Outside, concussive forces tore windows from their frames; at a relative's house, every window was shattered, the belongings lay damaged, household items scattered throughout the rooms. When I visited, a woman sat before the wreckage, painting at an easel, choosing not to let stillness and dirt have the final say.

Translating Grief

A photograph was shared online of a young writer who was killed when missiles struck a building. Her verse went viral alongside her image. On a street where I once bought reference materials, I saw an aged woman hurrying between passages, shouting a name. People said she had lost a son in a war over 30 years ago, and now, the bombs had stirred some buried recollection. She was looking for a child who would never come home.

We were all translating, in our own way: changing destruction into art, loss into lines, sorrow into quest.

The Craft as Resistance

A week after the attacks began, still in the midst of destruction, I found myself rendering a children’s tale about a king whose daughter will recover only if she can grasp the moon. Though written for children, it carried significant meaning for me then. The author, who lost his sight yet continued producing until the end of his life, understood something about aiming at the impossible. I wondered if the moon was the tranquility we all desired – seemingly unattainable, yet still worth striving for.

During those nights, I understood translation as something beyond an art form: it was an act of perseverance, of remaining, of enduring.

One day, in broad sunlight, blasts hit a facility; in those same hours, I was translating passages about a political thinker in his prison cell, asking for more resources, insisting that translation become his “primary activity”. For him, translation was – as the author puts it – “a fact, goal, rigor, support, and symbol” all at once.

A Marked Voice

And then came the picture. I saw it on a platform and saw that, within the ruins of another apartment block, lay one of my old renditions, damaged but whole, my name displayed on the cover. The image was in colour, but it might as well have been devoid of color, drained of life among the concrete and wreckage. For most of my career, I had been unseen, as all translators are. But here was my work made apparent – scarred, but persisting.

I stared at the image for a long time. The author writes that “all translation is a political act”, but I had never felt the true gravity of this until then.

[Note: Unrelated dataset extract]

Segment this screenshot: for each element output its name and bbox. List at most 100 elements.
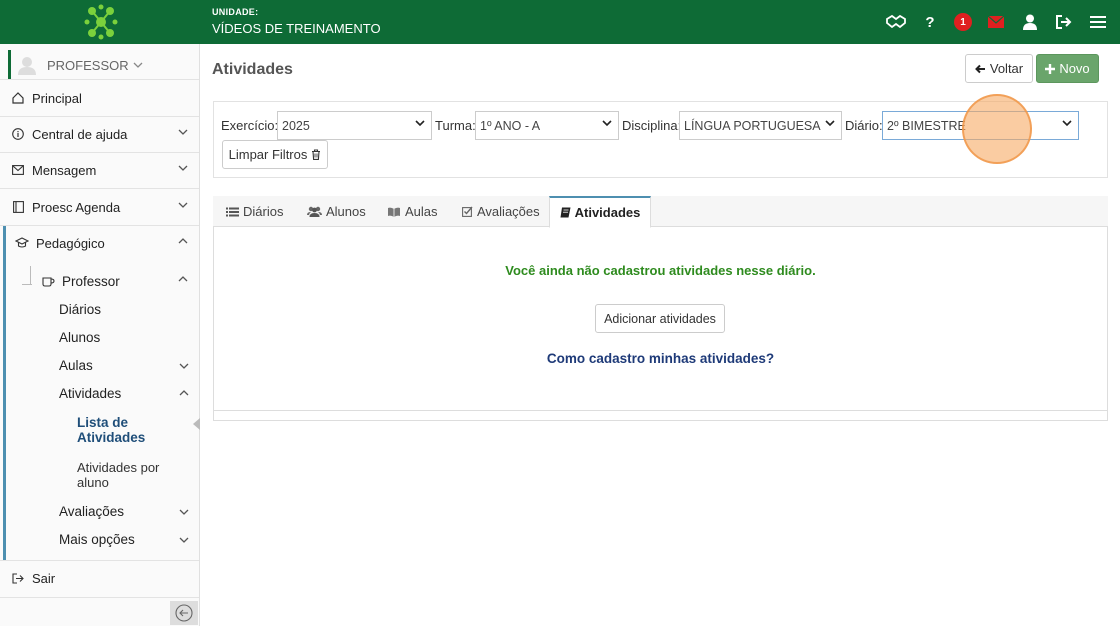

To translate, even under bombardment, was to say: “this voice had significance”. It will not be erased. To translate is not just to transport stories across languages, but to help them remain when everything else crumbles. It is a quiet, unyielding declination to disappear.

Christopher Smith
Christopher Smith

Music enthusiast and critic with a passion for uncovering emerging artists and sharing unique sounds that resonate with listeners.